You have 12 objects that r identical to each other, but one object weighs either less or more then the others, U have a balancing scale to use, but u only get to use it 3 times. how do u find which object is the one that weighs either less or more then ther others.
2007-05-02 14:59:10 · 5 answers · asked by sir_septamus 1 in Science & Mathematics ➔ Other - Science
This is a famous old problem with a very clever solution that someone will probably Google up while I'm typing this. Not being that clever, I'll just describe the general, brute force method.
Each of the three weighings can have one of three results - left pan heavy, right pan heavy, or balanced. That means there are 3x3x3 = 27 possible outcomes. The case where the two pans are always balanced tells us nothing, so eliminate it. That leaves 26 distinct results. The number of allowed variations in the coins is 24; twelve in which one coin is heavier, and 12 in which one coin is lighter. So, you should be able to pick out the odd coin of up to 13 with three weighings.
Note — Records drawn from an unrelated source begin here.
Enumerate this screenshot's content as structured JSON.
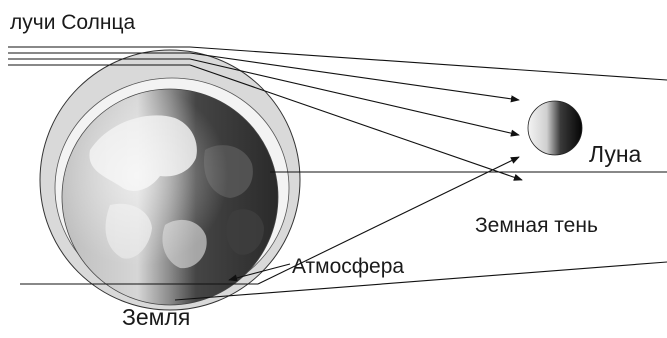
{
  "labels": {
    "sun_rays": "лучи Солнца",
    "moon": "Луна",
    "earth_shadow": "Земная тень",
    "atmosphere": "Атмосфера",
    "earth": "Земля"
  },
  "colors": {
    "atmosphere_ring": "#d9d9d9",
    "earth_day": "#c8c8c8",
    "earth_night": "#2e2e2e",
    "moon_lit": "#f2f2f2",
    "moon_dark": "#0a0a0a",
    "line": "#111111",
    "text": "#1a1a1a"
  }
}
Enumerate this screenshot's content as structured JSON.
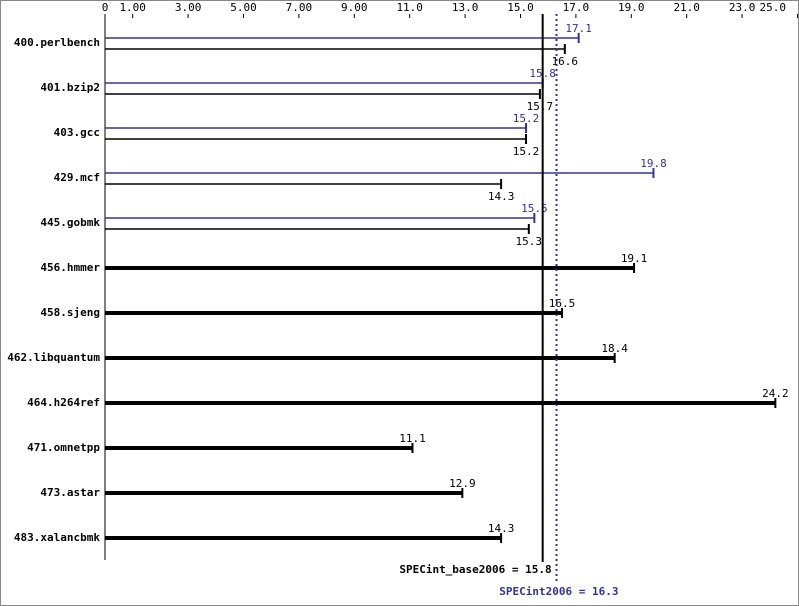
{
  "chart_data": {
    "type": "bar",
    "orientation": "horizontal",
    "categories": [
      "400.perlbench",
      "401.bzip2",
      "403.gcc",
      "429.mcf",
      "445.gobmk",
      "456.hmmer",
      "458.sjeng",
      "462.libquantum",
      "464.h264ref",
      "471.omnetpp",
      "473.astar",
      "483.xalancbmk"
    ],
    "series": [
      {
        "color": "#000000",
        "values": [
          16.6,
          15.7,
          15.2,
          14.3,
          15.3,
          19.1,
          16.5,
          18.4,
          24.2,
          11.1,
          12.9,
          14.3
        ]
      },
      {
        "color": "#333399",
        "values": [
          17.1,
          15.8,
          15.2,
          19.8,
          15.5,
          null,
          null,
          null,
          null,
          null,
          null,
          null
        ]
      }
    ],
    "xlim": [
      0,
      25.0
    ],
    "xticks": [
      0,
      {
        "value": 1,
        "label": "1.00"
      },
      {
        "value": 3,
        "label": "3.00"
      },
      {
        "value": 5,
        "label": "5.00"
      },
      {
        "value": 7,
        "label": "7.00"
      },
      {
        "value": 9,
        "label": "9.00"
      },
      {
        "value": 11,
        "label": "11.0"
      },
      {
        "value": 13,
        "label": "13.0"
      },
      {
        "value": 15,
        "label": "15.0"
      },
      {
        "value": 17,
        "label": "17.0"
      },
      {
        "value": 19,
        "label": "19.0"
      },
      {
        "value": 21,
        "label": "21.0"
      },
      {
        "value": 23,
        "label": "23.0"
      },
      {
        "value": 25,
        "label": "25.0"
      }
    ],
    "reference_lines": [
      {
        "text": "SPECint_base2006 = 15.8",
        "value": 15.8,
        "color": "#000000",
        "style": "solid"
      },
      {
        "text": "SPECint2006 = 16.3",
        "value": 16.3,
        "color": "#333399",
        "style": "dotted"
      }
    ]
  }
}
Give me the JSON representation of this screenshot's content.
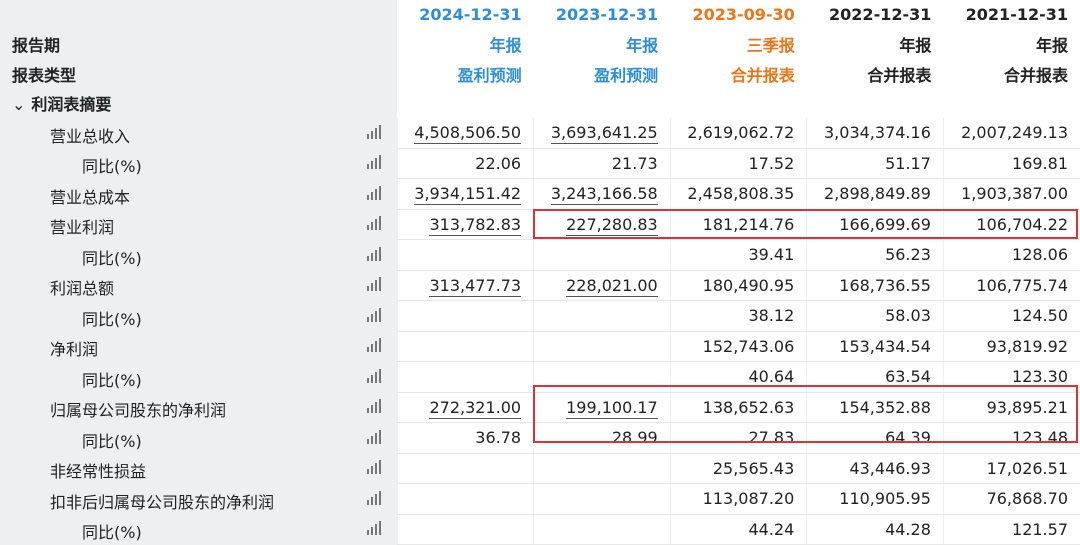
{
  "header": {
    "dates": [
      "2024-12-31",
      "2023-12-31",
      "2023-09-30",
      "2022-12-31",
      "2021-12-31"
    ],
    "date_colors": [
      "#2f8dd6",
      "#2f8dd6",
      "#e8761b",
      "#222222",
      "#222222"
    ],
    "report_period_label": "报告期",
    "periods": [
      "年报",
      "年报",
      "三季报",
      "年报",
      "年报"
    ],
    "report_type_label": "报表类型",
    "types": [
      "盈利预测",
      "盈利预测",
      "合并报表",
      "合并报表",
      "合并报表"
    ]
  },
  "section": {
    "title": "利润表摘要",
    "icon": "chevron-down-icon"
  },
  "rows": [
    {
      "label": "营业总收入",
      "sub": false,
      "values": [
        "4,508,506.50",
        "3,693,641.25",
        "2,619,062.72",
        "3,034,374.16",
        "2,007,249.13"
      ]
    },
    {
      "label": "同比(%)",
      "sub": true,
      "values": [
        "22.06",
        "21.73",
        "17.52",
        "51.17",
        "169.81"
      ]
    },
    {
      "label": "营业总成本",
      "sub": false,
      "values": [
        "3,934,151.42",
        "3,243,166.58",
        "2,458,808.35",
        "2,898,849.89",
        "1,903,387.00"
      ]
    },
    {
      "label": "营业利润",
      "sub": false,
      "values": [
        "313,782.83",
        "227,280.83",
        "181,214.76",
        "166,699.69",
        "106,704.22"
      ]
    },
    {
      "label": "同比(%)",
      "sub": true,
      "values": [
        "",
        "",
        "39.41",
        "56.23",
        "128.06"
      ]
    },
    {
      "label": "利润总额",
      "sub": false,
      "values": [
        "313,477.73",
        "228,021.00",
        "180,490.95",
        "168,736.55",
        "106,775.74"
      ]
    },
    {
      "label": "同比(%)",
      "sub": true,
      "values": [
        "",
        "",
        "38.12",
        "58.03",
        "124.50"
      ]
    },
    {
      "label": "净利润",
      "sub": false,
      "values": [
        "",
        "",
        "152,743.06",
        "153,434.54",
        "93,819.92"
      ]
    },
    {
      "label": "同比(%)",
      "sub": true,
      "values": [
        "",
        "",
        "40.64",
        "63.54",
        "123.30"
      ]
    },
    {
      "label": "归属母公司股东的净利润",
      "sub": false,
      "values": [
        "272,321.00",
        "199,100.17",
        "138,652.63",
        "154,352.88",
        "93,895.21"
      ]
    },
    {
      "label": "同比(%)",
      "sub": true,
      "values": [
        "36.78",
        "28.99",
        "27.83",
        "64.39",
        "123.48"
      ]
    },
    {
      "label": "非经常性损益",
      "sub": false,
      "values": [
        "",
        "",
        "25,565.43",
        "43,446.93",
        "17,026.51"
      ]
    },
    {
      "label": "扣非后归属母公司股东的净利润",
      "sub": false,
      "values": [
        "",
        "",
        "113,087.20",
        "110,905.95",
        "76,868.70"
      ]
    },
    {
      "label": "同比(%)",
      "sub": true,
      "values": [
        "",
        "",
        "44.24",
        "44.28",
        "121.57"
      ]
    }
  ],
  "chart_icon": "bar-chart-icon",
  "highlight_color": "#d9333b"
}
For that brute force solution, just write out all the possible permutations of outcomes - L, 0, 0; L, R, 0; etc. Now, assign one of the permutations to each possible solution. For example, if you assign "coin 2 heavy" to L, R, 0, you put coin 2 on the left in the first weighing, on the right in the second weighing, and leave it out of the third weighing. Once you have created a table of weighings, do them, and from the result pick the solution that matches the result.
2007-05-02 17:54:11 · answer #1 · answered by injanier 7 · 0⤊ 0⤋
Balance 6 on one side and 6 on the other side.
Take the side that weighs more/less than the other, and put 3 on one side and 3 on the other.
Take the side that weights more/less than the other, and put 1 on one side and 1 on the other, and leave one out.
You will see that one side weights more/less than the other. If the sides weigh the same, the one you have left out weighs more/less.
2007-05-02 22:03:45 · answer #2 · answered by Mathlady 6 · 1⤊ 0⤋
ok i've thought about this and...i honestly have f*ing idea! head! its hurts. :( ummm...oh oh oh. ok i'm gonna take a guess. put 6 on each side. then seperate the 6 that weigh less to 3 on each side. then ummm. i don't know. i'm stuck.
2007-05-02 22:15:18 · answer #3 · answered by OTHcutie 3 · 0⤊ 0⤋
6/6
3/3
1/1
1 out
2007-05-02 22:17:31 · answer #4 · answered by MARIA 2 · 0⤊ 0⤋
um choose wich ever one is either bigger or smaller?
lol i don't know
2007-05-02 22:05:08 · answer #5 · answered by brendz 2 · 0⤊ 0⤋